Another thing that Thais take seriously is their religion, Buddhism, and I got to see just to what extent they do at my next stop, Wat Pho. (Wat means temple, fyi.) The temple is large and rambling, but what makes it special is its Buddha statue, which is EMORMOUS. We're talking 40 feet high and probably 100 feet long, painted in gold, and looking like it's about to break through the building where it's housed. It's almost too big to appreciate, and certainly too big to capture in a photo- below was about the best I could do- but it's definitely a sight to be seen.

The massive Wat Pho Buddha- it's even bigger than it looks here.

Yesterday, I got a sense of some of Bangkok's neighborhoods by taking walks through Chinatown and Silom, a business and tourism district.

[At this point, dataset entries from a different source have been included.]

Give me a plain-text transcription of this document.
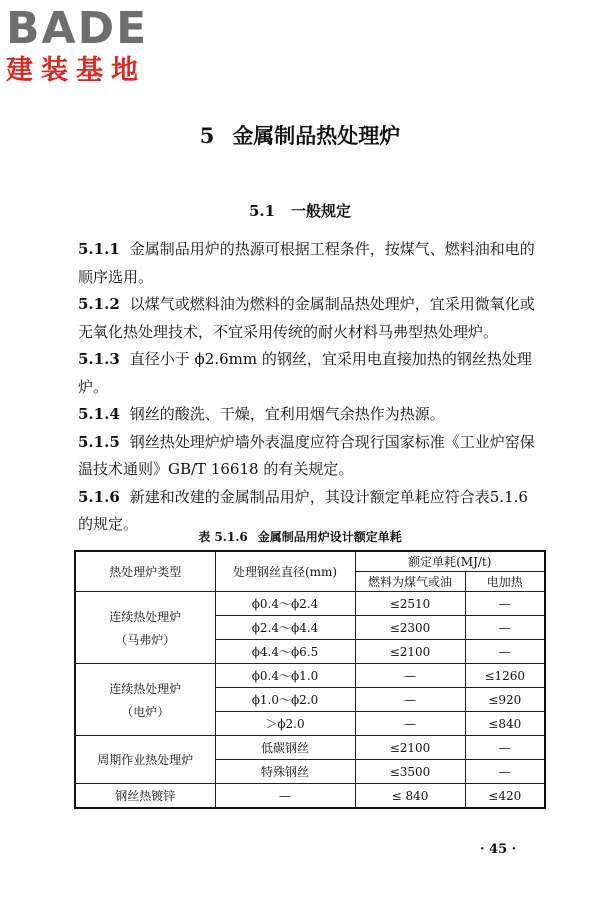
BADE
建装基地
5 金属制品热处理炉
5.1 一般规定

5.1.1 金属制品用炉的热源可根据工程条件，按煤气、燃料油和电的顺序选用。

5.1.2 以煤气或燃料油为燃料的金属制品热处理炉，宜采用微氧化或无氧化热处理技术，不宜采用传统的耐火材料马弗型热处理炉。

5.1.3 直径小于 ϕ2.6mm 的钢丝，宜采用电直接加热的钢丝热处理炉。

5.1.4 钢丝的酸洗、干燥，宜利用烟气余热作为热源。

5.1.5 钢丝热处理炉炉墙外表温度应符合现行国家标准《工业炉窑保温技术通则》GB/T 16618 的有关规定。

5.1.6 新建和改建的金属制品用炉，其设计额定单耗应符合表5.1.6 的规定。

表 5.1.6 金属制品用炉设计额定单耗
热处理炉类型	处理钢丝直径(mm)	额定单耗(MJ/t)	
		燃料为煤气或油	电加热

连续热处理炉
（马弗炉）	ϕ0.4～ϕ2.4	≤2510	—
	ϕ2.4～ϕ4.4	≤2300	—
	ϕ4.4～ϕ6.5	≤2100	—

连续热处理炉
（电炉）	ϕ0.4～ϕ1.0	—	≤1260
	ϕ1.0～ϕ2.0	—	≤920
	＞ϕ2.0	—	≤840

周期作业热处理炉	低碳钢丝	≤2100	—
	特殊钢丝	≤3500	—

钢丝热镀锌	—	≤ 840	≤420
· 45 ·
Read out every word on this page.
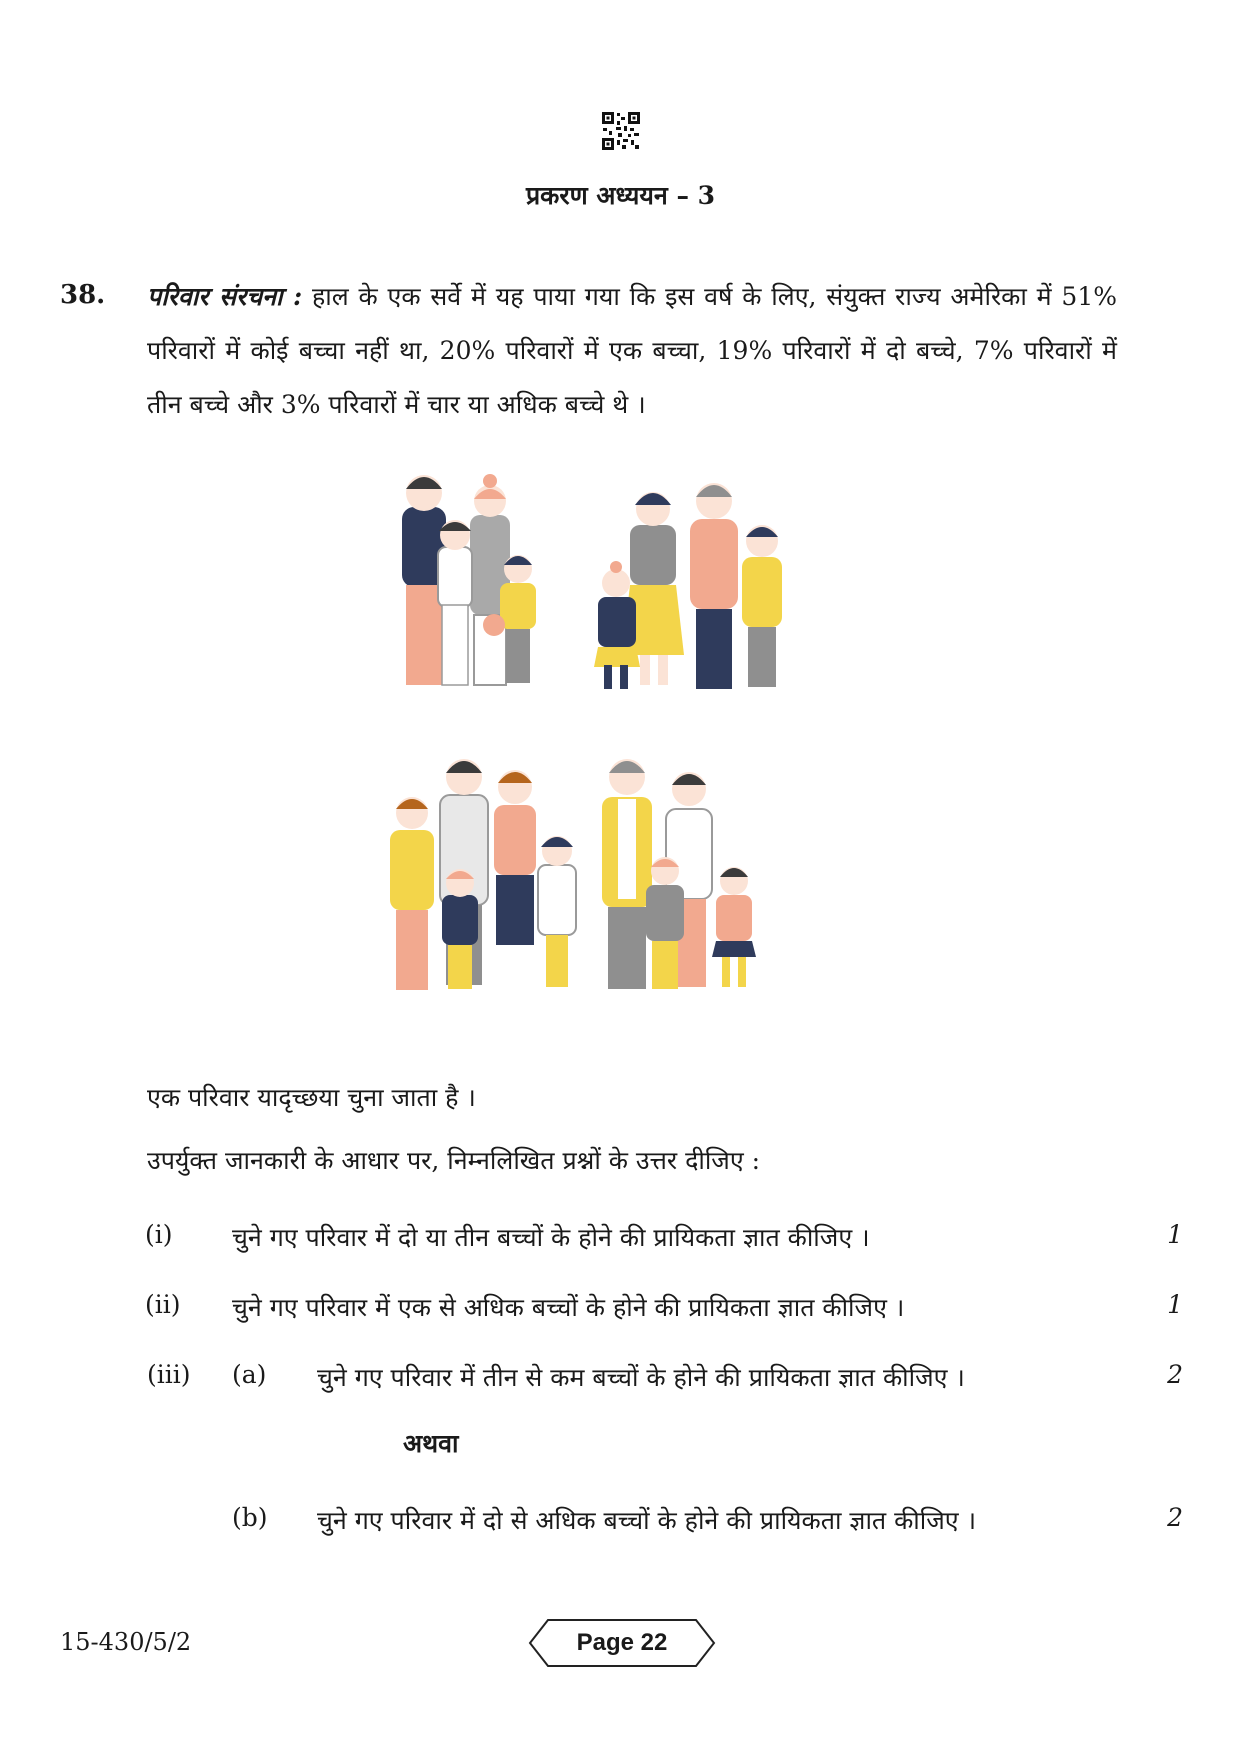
प्रकरण अध्ययन – 3
38. परिवार संरचना : हाल के एक सर्वे में यह पाया गया कि इस वर्ष के लिए, संयुक्त राज्य अमेरिका में 51% परिवारों में कोई बच्चा नहीं था, 20% परिवारों में एक बच्चा, 19% परिवारों में दो बच्चे, 7% परिवारों में तीन बच्चे और 3% परिवारों में चार या अधिक बच्चे थे ।
एक परिवार यादृच्छया चुना जाता है ।
उपर्युक्त जानकारी के आधार पर, निम्नलिखित प्रश्नों के उत्तर दीजिए :
(i) चुने गए परिवार में दो या तीन बच्चों के होने की प्रायिकता ज्ञात कीजिए ।	1
(ii) चुने गए परिवार में एक से अधिक बच्चों के होने की प्रायिकता ज्ञात कीजिए ।	1
(iii) (a) चुने गए परिवार में तीन से कम बच्चों के होने की प्रायिकता ज्ञात कीजिए ।	2
अथवा
(b) चुने गए परिवार में दो से अधिक बच्चों के होने की प्रायिकता ज्ञात कीजिए ।	2
15-430/5/2	Page 22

Honestly, I wasn't too impressed or floored by either area- Chinatwon was just massive outdoor shopping bazaar, and my Lonely Planet guide failed to inform me that nothing AT ALL happens in Silom between 5am and 10pm. Maybe if I was from Kansas and had never seen a city before I would have been impressed, but in my case, it was a wasted couple of hours.

Bangkok, or Bejing?

The days wasn't a total wash, through. On a whim, I dropped into the Queen Saovabha Snake Farm, expected some dry exhibits on snakes in Thailand. Instead, I was BLOWN AWAY- there were about 100 different types of snakes on display and a really cool museum with exhibits on snake venom, first aid, and snake biology (with videos that made getting bitten by snake even seem fun). Coolest of all, though, was the snake show. The handlers brought out abot 10 different types of snakes, threw them on the ground in front of a small audience, and prodded them with sticks, as we watched them get POed and try to attack them. PETA probably wouldn't approve, but it was a great show- totally unexpected, and definitely made my day.

Cobra abuse?

I'm not really sure how I feel about Bangkok as a city. I came in with big expectations, given its reputation as the backpacker mecca of Southeast Asia, but I'm not really seeing what all the fuss is about. There's cool stuff to see, for sure, but apart from a few things, I haven't seen anything that has made me fall in love with the place. Maybe I'm not the target audience for the city's debauchery, or maybe I'm just missing something. In any case, I have one more day left- I'll be visiting some museums- and then it's onto Laos. Looking forward to the peace and quiet.